The world's biggest computer games show kicked off Tuesday with Japan's Nintendo and US giant Microsoft firing the first shots in the battle for the 25-billion-dollar global market.

 The computer game titans were among companies from 90 countries that converged on the Los Angeles Convention Center for the glitzy Electronic Entertainment Expo (E3), which runs until Friday.

   Nintendo's tuxedo-clad president Satoru Iwata unleashed a bold first salvo, grandly unveiling the company's new "Wii" console on the stage of the Kodak Theatre, the venue for the Academy Awards.

   Iwata predicted the new "Wii" console with its nun-chuck-style controller would revolutionize gaming when it is released in the last quarter of 2006.

   Shaped like a two-part television remote control and engineered with motion sensors and speakers, the "Wii" control enables users to guide game play by moving as if actually wielding swords, swinging golf clubs, or firing weapons.

   Microsoft chief Bill Gates stepped on stage in the neighboring Grauman's Theater less than an hour later to boast the company would sell 10 million Xbox 360 consoles by the time its arch rivals got their new machines to market.

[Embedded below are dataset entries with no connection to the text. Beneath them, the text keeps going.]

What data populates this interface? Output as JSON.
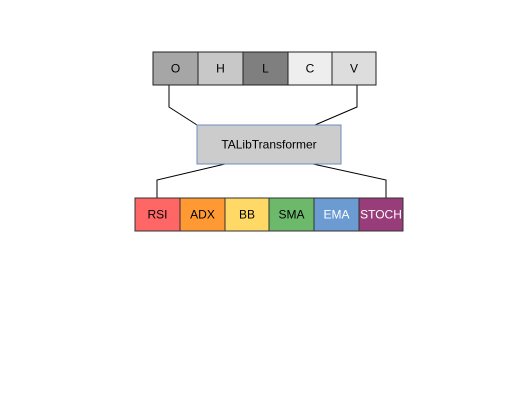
{
  "diagram": {
    "inputs": [
      {
        "label": "O",
        "fill": "#a6a6a6",
        "text_color": "#000000"
      },
      {
        "label": "H",
        "fill": "#c8c8c8",
        "text_color": "#000000"
      },
      {
        "label": "L",
        "fill": "#7f7f7f",
        "text_color": "#000000"
      },
      {
        "label": "C",
        "fill": "#eeeeee",
        "text_color": "#000000"
      },
      {
        "label": "V",
        "fill": "#dddddd",
        "text_color": "#000000"
      }
    ],
    "transformer": {
      "label": "TALibTransformer",
      "fill": "#cccccc",
      "border": "#6c8ebf"
    },
    "outputs": [
      {
        "label": "RSI",
        "fill": "#ff6666",
        "text_color": "#000000"
      },
      {
        "label": "ADX",
        "fill": "#ff9933",
        "text_color": "#000000"
      },
      {
        "label": "BB",
        "fill": "#ffd966",
        "text_color": "#000000"
      },
      {
        "label": "SMA",
        "fill": "#6cb96c",
        "text_color": "#000000"
      },
      {
        "label": "EMA",
        "fill": "#6c9bd2",
        "text_color": "#ffffff"
      },
      {
        "label": "STOCH",
        "fill": "#993d7a",
        "text_color": "#ffffff"
      }
    ]
  }
}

   Gates told a standing-room-only crowd that Microsoft planned to capitalize on communal and mobile gaming trends by enabling players to link to Xbox consoles online via computers or mobile telephones.

   Gates predicted that by this time next year, more than six million gamers would be connected to the Xbox Live entertainment network using PCs or mobile telephones with Microsoft computer operating systems.

   Sony Corp did not weigh in at the conference with an opening day volley, but revealed from Japan that the price of its PlayStation 3 video game console would be at least 499 dollars in the United States and 62,790 yen (563 dollars) in Japan.

   PlayStations have led the market, outselling competitors by more than four-to-one. Sony is counting on its strong edge to win the gaming race to reverse a slump in profits that prompted recent job cuts.

   Sony is using its next-generation Blu-ray Disc technology in the PlayStation 3, banking that its cutting-edge games and home-entertainment abilities will justify its premium price tag.

   Xbox retails in the United States for 299 dollars or 399 dollars with a hard drive.

   Sony's next-generation console will go on sale in Japan on November 11 and in the United States and Europe on November 17, Sony Computer Entertainment, a unit of the Japanese electronics giant, said in a statement.

   E3, billed as the world's premier interactive entertainment event, is in its 12th year and some 400 companies have come to tout their software, electronics and accessories in a cavernous space equal to 40 Olympic-size swimming pools.

   E3 exhibitors will show off nearly 1,000 new games, according to event organizers.

   Among the twists at the gaming gala will be the sudden star-power of the "massively multiplayer online role-playing game" (MMORPG) "Warcraft."

   Unlike computer games pitting lone users against machine adversaries, MMORPGs are played online with people joining forces in armies of virtual warriors.

   Teenage boys in California have shown a preference for enlisting in the "undead" army of zombies which join with trolls and orcs to fight dwarves, elves, gnomes, and humans.

   Colleagues-in-arms can instantly message each other to coordinate attacks or defenses.

   Warcraft was launched in November 2004 by Californian company Blizzard Entertainment. Blizzard recently reported having close to seven million Warcraft players, more than 900,000 of who are in Europe.

   Microsoft and Sony Online Entertainment were both reported to be working on new MMORPGs, a gaming genre that dates back two decades to the days of "Dungeons and Dragons."

   While the conference is for "trade only," hardcore gamers will mix with game designers beginning Wednesday at an exhibition with a high-tech carnival atmosphere rife with the latest gaming gizmos and software.

   For those seeking even higher levels of video-game stimulation, there were "Sound Rockers", chairs rigged with speakers and other equipment to enable users to "feel all the action" and be awash in music and sound effects.

   Gamers craving nostalgia had the option of daily "PAC-MAN" play-offs. The dot-chomping arcade game was the rage in the early years of video gaming.